W „Drapieżnym pocałunku” nie ma już mowy o żadnych chłopcach z paranzy, ale wyraźnie i jednoznacznie o paranzie dzieciaków, czyli o gangu założonym i składającym się z dzieci.
Minęły ze dwa-trzy lata. Maharadża, Nicolas Fiorillo, przywódca paranzy dzieciaków ma lat osiemnaście. Jego gang kontroluje punkty sprzedaży detalicznej narkotyków na ulicach Forcelli (dzielnicy Neapolu) i nie tylko, ale chłopcy są całkowicie uzależnieni od dostaw Archanioła, a te okazują się coraz bardziej niewystarczające. Do gry o ulice i drobny detal starają się wrócić ludzie Kiciusia, przywódcy klanu i rodziny Faella.
Nie jestem przekonany, czy dobrym pomysłem było dosłowne tłumaczenie pseudonimów kamorystów, zabójców i bandytów. Wiele z nich jest zabawne, śmieszne, niepoważne.

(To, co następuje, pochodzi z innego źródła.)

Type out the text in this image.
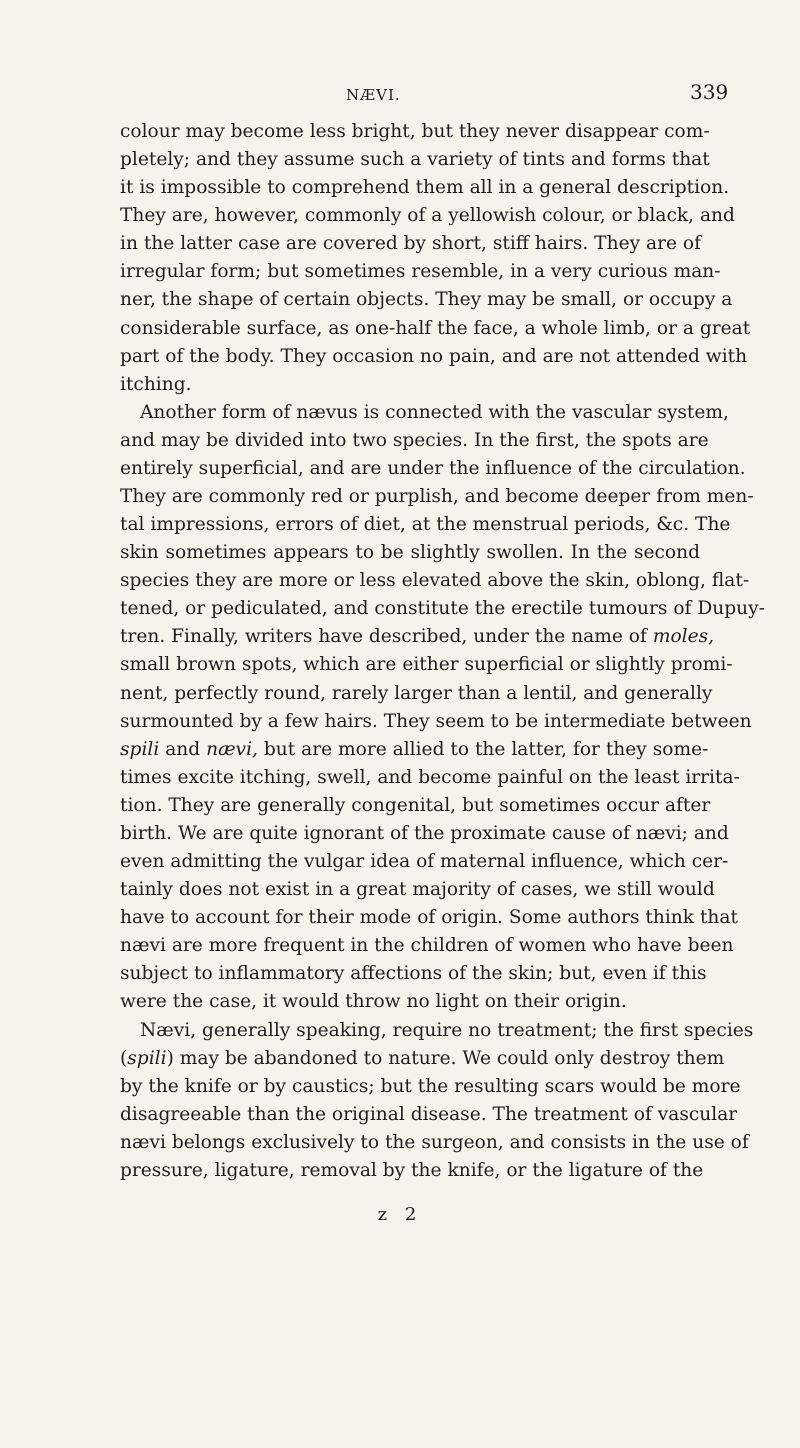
NÆVI.	339
colour may become less bright, but they never disappear com-
pletely; and they assume such a variety of tints and forms that
it is impossible to comprehend them all in a general description.
They are, however, commonly of a yellowish colour, or black, and
in the latter case are covered by short, stiff hairs. They are of
irregular form; but sometimes resemble, in a very curious man-
ner, the shape of certain objects. They may be small, or occupy a
considerable surface, as one-half the face, a whole limb, or a great
part of the body. They occasion no pain, and are not attended with
itching.
Another form of nævus is connected with the vascular system,
and may be divided into two species. In the first, the spots are
entirely superficial, and are under the influence of the circulation.
They are commonly red or purplish, and become deeper from men-
tal impressions, errors of diet, at the menstrual periods, &c. The
skin sometimes appears to be slightly swollen. In the second
species they are more or less elevated above the skin, oblong, flat-
tened, or pediculated, and constitute the erectile tumours of Dupuy-
tren. Finally, writers have described, under the name of moles,
small brown spots, which are either superficial or slightly promi-
nent, perfectly round, rarely larger than a lentil, and generally
surmounted by a few hairs. They seem to be intermediate between
spili and nævi, but are more allied to the latter, for they some-
times excite itching, swell, and become painful on the least irrita-
tion. They are generally congenital, but sometimes occur after
birth. We are quite ignorant of the proximate cause of nævi; and
even admitting the vulgar idea of maternal influence, which cer-
tainly does not exist in a great majority of cases, we still would
have to account for their mode of origin. Some authors think that
nævi are more frequent in the children of women who have been
subject to inflammatory affections of the skin; but, even if this
were the case, it would throw no light on their origin.
Nævi, generally speaking, require no treatment; the first species
(spili) may be abandoned to nature. We could only destroy them
by the knife or by caustics; but the resulting scars would be more
disagreeable than the original disease. The treatment of vascular
nævi belongs exclusively to the surgeon, and consists in the use of
pressure, ligature, removal by the knife, or the ligature of the
z 2
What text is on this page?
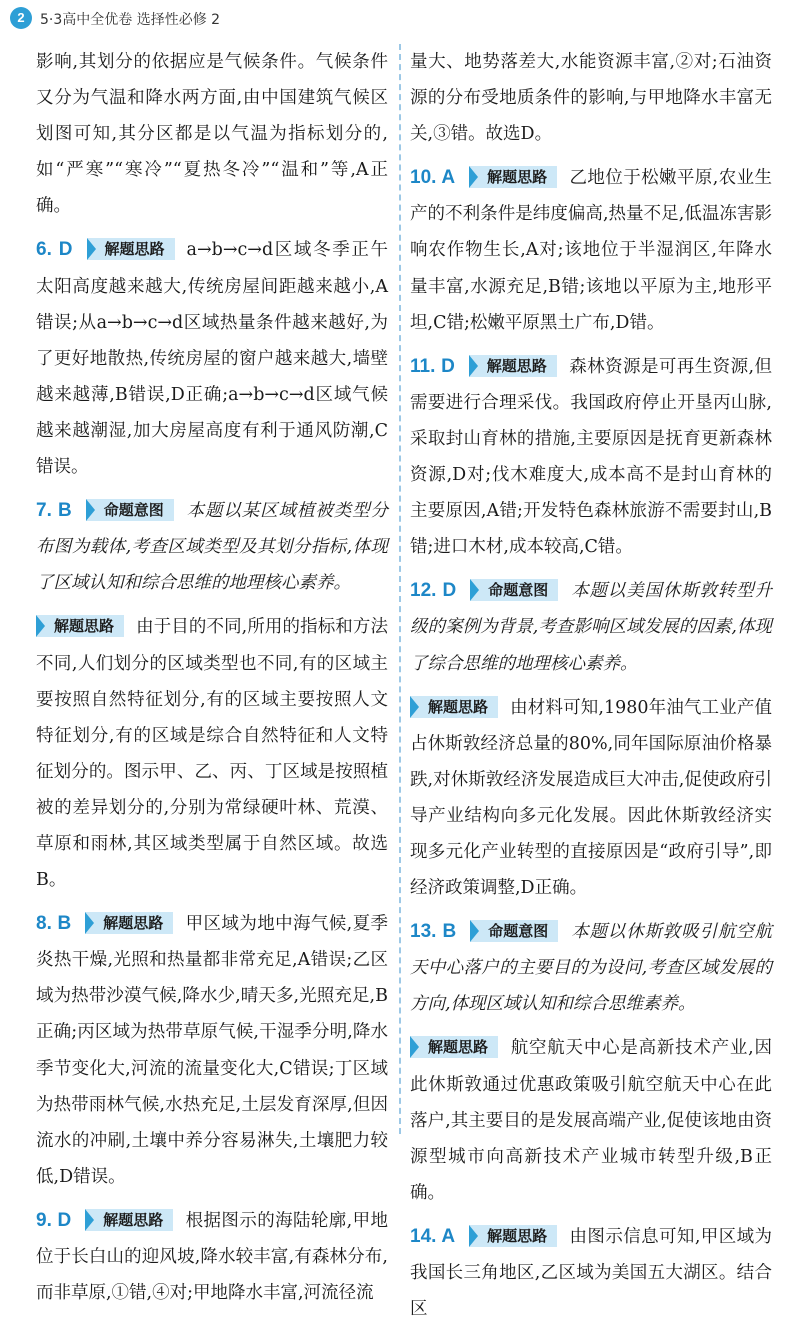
2	5·3高中全优卷 选择性必修 2

影响,其划分的依据应是气候条件。气候条件又分为气温和降水两方面,由中国建筑气候区划图可知,其分区都是以气温为指标划分的,如“严寒”“寒冷”“夏热冬冷”“温和”等,A正确。

6. D 解题思路 a→b→c→d区域冬季正午太阳高度越来越大,传统房屋间距越来越小,A错误;从a→b→c→d区域热量条件越来越好,为了更好地散热,传统房屋的窗户越来越大,墙壁越来越薄,B错误,D正确;a→b→c→d区域气候越来越潮湿,加大房屋高度有利于通风防潮,C错误。

7. B 命题意图 本题以某区域植被类型分布图为载体,考查区域类型及其划分指标,体现了区域认知和综合思维的地理核心素养。

解题思路 由于目的不同,所用的指标和方法不同,人们划分的区域类型也不同,有的区域主要按照自然特征划分,有的区域主要按照人文特征划分,有的区域是综合自然特征和人文特征划分的。图示甲、乙、丙、丁区域是按照植被的差异划分的,分别为常绿硬叶林、荒漠、草原和雨林,其区域类型属于自然区域。故选B。

8. B 解题思路 甲区域为地中海气候,夏季炎热干燥,光照和热量都非常充足,A错误;乙区域为热带沙漠气候,降水少,晴天多,光照充足,B正确;丙区域为热带草原气候,干湿季分明,降水季节变化大,河流的流量变化大,C错误;丁区域为热带雨林气候,水热充足,土层发育深厚,但因流水的冲刷,土壤中养分容易淋失,土壤肥力较低,D错误。

9. D 解题思路 根据图示的海陆轮廓,甲地位于长白山的迎风坡,降水较丰富,有森林分布,而非草原,①错,④对;甲地降水丰富,河流径流

量大、地势落差大,水能资源丰富,②对;石油资源的分布受地质条件的影响,与甲地降水丰富无关,③错。故选D。

10. A 解题思路 乙地位于松嫩平原,农业生产的不利条件是纬度偏高,热量不足,低温冻害影响农作物生长,A对;该地位于半湿润区,年降水量丰富,水源充足,B错;该地以平原为主,地形平坦,C错;松嫩平原黑土广布,D错。

11. D 解题思路 森林资源是可再生资源,但需要进行合理采伐。我国政府停止开垦丙山脉,采取封山育林的措施,主要原因是抚育更新森林资源,D对;伐木难度大,成本高不是封山育林的主要原因,A错;开发特色森林旅游不需要封山,B错;进口木材,成本较高,C错。

12. D 命题意图 本题以美国休斯敦转型升级的案例为背景,考查影响区域发展的因素,体现了综合思维的地理核心素养。

解题思路 由材料可知,1980年油气工业产值占休斯敦经济总量的80%,同年国际原油价格暴跌,对休斯敦经济发展造成巨大冲击,促使政府引导产业结构向多元化发展。因此休斯敦经济实现多元化产业转型的直接原因是“政府引导”,即经济政策调整,D正确。

13. B 命题意图 本题以休斯敦吸引航空航天中心落户的主要目的为设问,考查区域发展的方向,体现区域认知和综合思维素养。

解题思路 航空航天中心是高新技术产业,因此休斯敦通过优惠政策吸引航空航天中心在此落户,其主要目的是发展高端产业,促使该地由资源型城市向高新技术产业城市转型升级,B正确。

14. A 解题思路 由图示信息可知,甲区域为我国长三角地区,乙区域为美国五大湖区。结合区
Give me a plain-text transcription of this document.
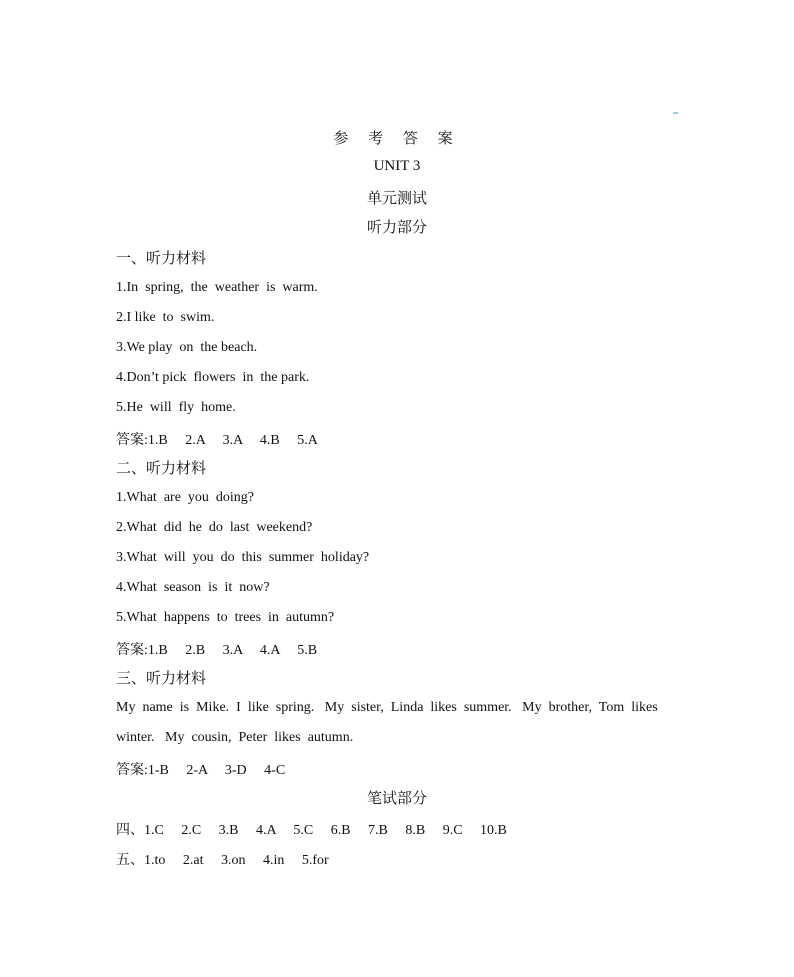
参 考 答 案
UNIT 3
单元测试
听力部分
一、听力材料
1.In  spring,  the  weather  is  warm.
2.I like  to  swim.
3.We play  on  the beach.
4.Don’t pick  flowers  in  the park.
5.He  will  fly  home.
答案:1.B     2.A     3.A     4.B     5.A
二、听力材料
1.What  are  you  doing?
2.What  did  he  do  last  weekend?
3.What  will  you  do  this  summer  holiday?
4.What  season  is  it  now?
5.What  happens  to  trees  in  autumn?
答案:1.B     2.B     3.A     4.A     5.B
三、听力材料
My  name  is  Mike.  I  like  spring.   My  sister,  Linda  likes  summer.   My  brother,  Tom  likes
winter.   My  cousin,  Peter  likes  autumn.
答案:1-B     2-A     3-D     4-C
笔试部分
四、1.C     2.C     3.B     4.A     5.C     6.B     7.B     8.B     9.C     10.B
五、1.to     2.at     3.on     4.in     5.for
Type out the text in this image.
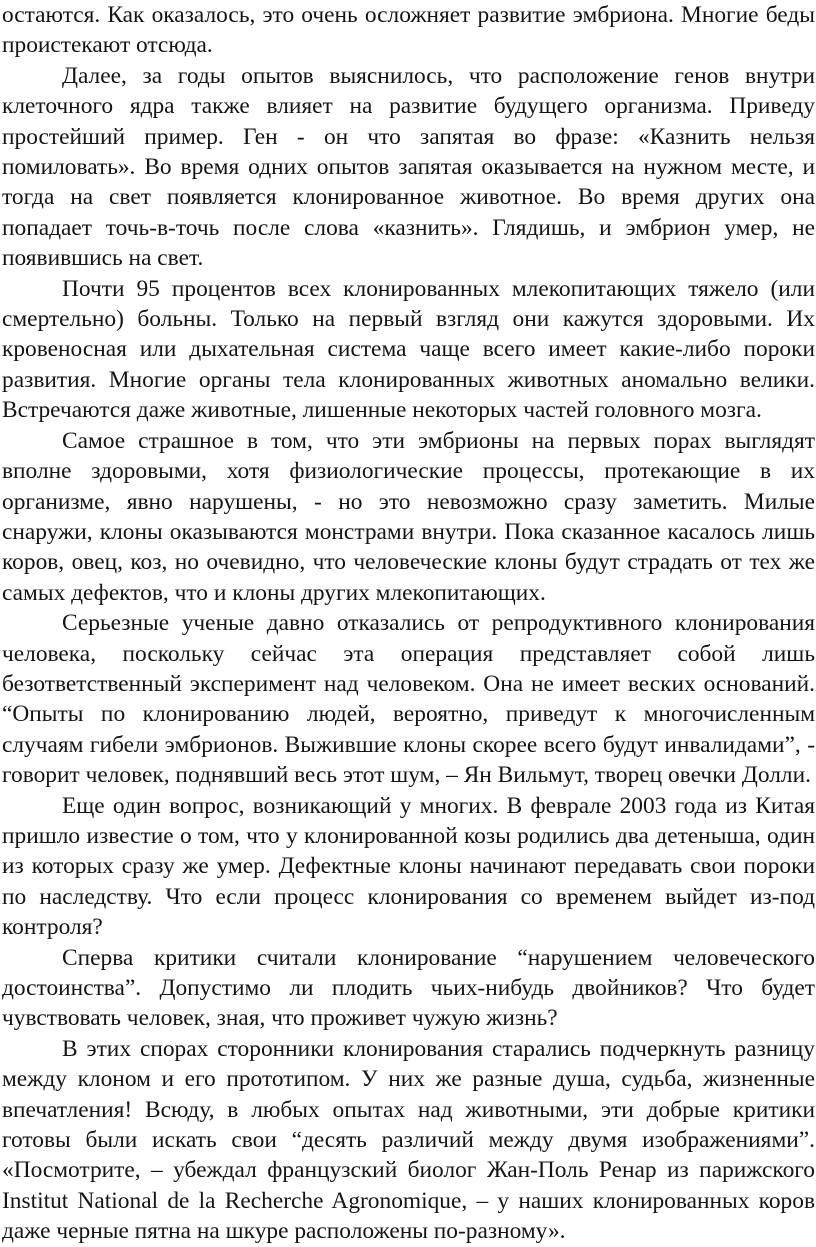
остаются. Как оказалось, это очень осложняет развитие эмбриона. Многие беды проистекают отсюда.

Далее, за годы опытов выяснилось, что расположение генов внутри клеточного ядра также влияет на развитие будущего организма. Приведу простейший пример. Ген - он что запятая во фразе: «Казнить нельзя помиловать». Во время одних опытов запятая оказывается на нужном месте, и тогда на свет появляется клонированное животное. Во время других она попадает точь-в-точь после слова «казнить». Глядишь, и эмбрион умер, не появившись на свет.

Почти 95 процентов всех клонированных млекопитающих тяжело (или смертельно) больны. Только на первый взгляд они кажутся здоровыми. Их кровеносная или дыхательная система чаще всего имеет какие-либо пороки развития. Многие органы тела клонированных животных аномально велики. Встречаются даже животные, лишенные некоторых частей головного мозга.

Самое страшное в том, что эти эмбрионы на первых порах выглядят вполне здоровыми, хотя физиологические процессы, протекающие в их организме, явно нарушены, - но это невозможно сразу заметить. Милые снаружи, клоны оказываются монстрами внутри. Пока сказанное касалось лишь коров, овец, коз, но очевидно, что человеческие клоны будут страдать от тех же самых дефектов, что и клоны других млекопитающих.

Серьезные ученые давно отказались от репродуктивного клонирования человека, поскольку сейчас эта операция представляет собой лишь безответственный эксперимент над человеком. Она не имеет веских оснований. “Опыты по клонированию людей, вероятно, приведут к многочисленным случаям гибели эмбрионов. Выжившие клоны скорее всего будут инвалидами”, - говорит человек, поднявший весь этот шум, – Ян Вильмут, творец овечки Долли.

Еще один вопрос, возникающий у многих. В феврале 2003 года из Китая пришло известие о том, что у клонированной козы родились два детеныша, один из которых сразу же умер. Дефектные клоны начинают передавать свои пороки по наследству. Что если процесс клонирования со временем выйдет из-под контроля?

Сперва критики считали клонирование “нарушением человеческого достоинства”. Допустимо ли плодить чьих-нибудь двойников? Что будет чувствовать человек, зная, что проживет чужую жизнь?

В этих спорах сторонники клонирования старались подчеркнуть разницу между клоном и его прототипом. У них же разные душа, судьба, жизненные впечатления! Всюду, в любых опытах над животными, эти добрые критики готовы были искать свои “десять различий между двумя изображениями”. «Посмотрите, – убеждал французский биолог Жан-Поль Ренар из парижского Institut National de la Recherche Agronomique, – у наших клонированных коров даже черные пятна на шкуре расположены по-разному».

Małpopies, od którego paranza dzieciaków kupuje heroinę, ma jakieś pretensje do Dumba. Małpopies namawia Maharadżę na wspólne zamordowanie Dumba, chłopaka spokojnego, który nikomu nie wadził, z nikim nie powiązanego. Grozi odcięciem dostaw, jeśli Maharadża nie pomoże, więc… pomaga i wspólnie mordują Dumba.
Najlepszym przyjacielem Dumba był Ząbek, który nie mógł pogodzić się z jego śmiercią i z zemsty zabił brata Maharadży, kilkuletniego dzieciaka. To teraz Maharadża musiał się zemścić. Wjechał na skuterze na oddział położniczy szpitala miejskiego i próbował zabić noworodka, syna Ząbka i Dupiatej, ale jakoś nie mógł się zdobyć na strzelanie do niemowlaka. Oczywiście Ząbek dowiedział się o tym rajdzie, więc teraz on… I tak w koło Macieju, jak to wśród kamorystów bywa.
Kolejną akcją paranzy dzieciaków, następnym przekroczeniem granicy, jest wyprawa do Mediolanu i zabicie tam Tygryska, kamorysty, który kilka lat wcześniej zamordował syna Archanioła. Maharadża wymyślił, że jeśli odda Archaniołowi tę przysługę, to ten, z wdzięczności, skontaktuje go z dostawcami narkotyków z Tirany. Tak też się dzieje.
Paranza dzieciaków się rozwija, Maharadża dysponuje coraz większą władzą i siłą. Rośnie przemoc i liczba ofiar.
Roberto Saviano starał się pokazać wojny gangów wśród neapolitańskiej kamorry, a na przykładzie paranzy dzieciaków, zmiany, jakie następują w tej szacownej organizacji. Starzy kamoryści nie tykali broni palnej. Strzelanie do kogoś uważali za poniżający brak honoru i właściwie tchórzostwo – jeśli nie potrafisz wykończyć wroga nożem lub inną białą bronią, to nie jesteś szefem godnym szacunku. Dwa pokolenia później, gdy powoli władzę zdobywa Maharadża i jego paranza, młodzi ludzie z komórkami, kontami na Facebooku i w innych mediach, takie skrupuły już nie istnieją.
Powieść wydaje mi się trochę lepiej przełożona niż część pierwsza, ale większość mankamentów i niedostatków pozostała, na przykład brak jakichkolwiek opisów psychologicznych (i nie tylko) nawet głównych bohaterów. Nadal rozróżnić ich można tylko po nazwiskach lub pseudonimach. Maharadża miał na plecach wytatuowane skrzydła – to w zasadzie wszystko, co wiadomo o jego wyglądzie i osobowości.
Ostatecznie uważam, że to powieść ciekawa (dla miłośników gatunku), ale po prostu kiepsko napisana.